Although Mary is pictured in art and literature in a wide variety of roles, not the least of which would be the Annunciation and Calvary, I prefer to think of her as "on the road," a pilgrim and a disciple, reaching out for those most in need. If I could paint, I would show her, newly pregnant, starting off to visit Elizabeth. It is Mary's willingness to step out of what she knew and was comfortable with that makes her the saint we must imitate.
Letting go of the security of her family and village and traveling (by herself it seems) to visit Elizabeth, challenges all to do the same. Though it is natural to seek safe places and communities, Mary reminds us there is another dimension to the Gospel call. Unless we are willing to announce what has happened to us in faith, we are not the disciples Jesus needs us to be. If we only witness to those in our inner circle, the Good News will be trapped in a particular culture and country, and this is not what Jesus intended.
We celebrate the feast of Mary's Assumption into heaven, not simply because Mary is the mother of Jesus, but because she was his disciple as well.
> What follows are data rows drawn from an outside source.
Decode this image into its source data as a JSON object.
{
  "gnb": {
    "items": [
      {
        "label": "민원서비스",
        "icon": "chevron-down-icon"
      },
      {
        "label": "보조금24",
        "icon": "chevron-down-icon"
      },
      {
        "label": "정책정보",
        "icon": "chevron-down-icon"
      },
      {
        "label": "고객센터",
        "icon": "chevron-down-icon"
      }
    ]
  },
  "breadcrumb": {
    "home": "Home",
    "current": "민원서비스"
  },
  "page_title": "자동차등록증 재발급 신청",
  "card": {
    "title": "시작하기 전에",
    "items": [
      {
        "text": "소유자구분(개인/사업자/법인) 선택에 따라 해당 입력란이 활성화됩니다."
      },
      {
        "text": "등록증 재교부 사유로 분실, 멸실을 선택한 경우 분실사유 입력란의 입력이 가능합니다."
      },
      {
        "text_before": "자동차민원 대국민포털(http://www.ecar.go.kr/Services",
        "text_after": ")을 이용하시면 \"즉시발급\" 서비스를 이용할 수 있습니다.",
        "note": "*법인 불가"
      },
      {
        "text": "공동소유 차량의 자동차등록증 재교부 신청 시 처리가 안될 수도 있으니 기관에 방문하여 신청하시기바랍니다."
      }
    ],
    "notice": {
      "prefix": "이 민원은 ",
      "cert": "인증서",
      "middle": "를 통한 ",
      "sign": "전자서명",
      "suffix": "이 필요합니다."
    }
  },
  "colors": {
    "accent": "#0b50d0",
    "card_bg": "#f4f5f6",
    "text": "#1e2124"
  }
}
Mary followed Jesus' example by witnessing to the change that she experienced when she said yes to be the Mother of the Messiah. The 13th century Dominican mystic Meister Eckhart says it beautifully.
“We are all meant to be mothers of God. What good is it to me if this eternal birth of the divine Son takes place unceasingly, but does not take place within myself? And, what good is it to me if Mary is full of grace if I am not also full of grace? What good is it to me for the Creator to give birth to his Son if I do not also give birth to him in my time and my culture? This, then, is the fullness of time: When the Son of Man is begotten in us.” Meister Eckhart 1260-1328Today, be a mother to someone who seems lost.
What faith experiences have you had that called you to change your life?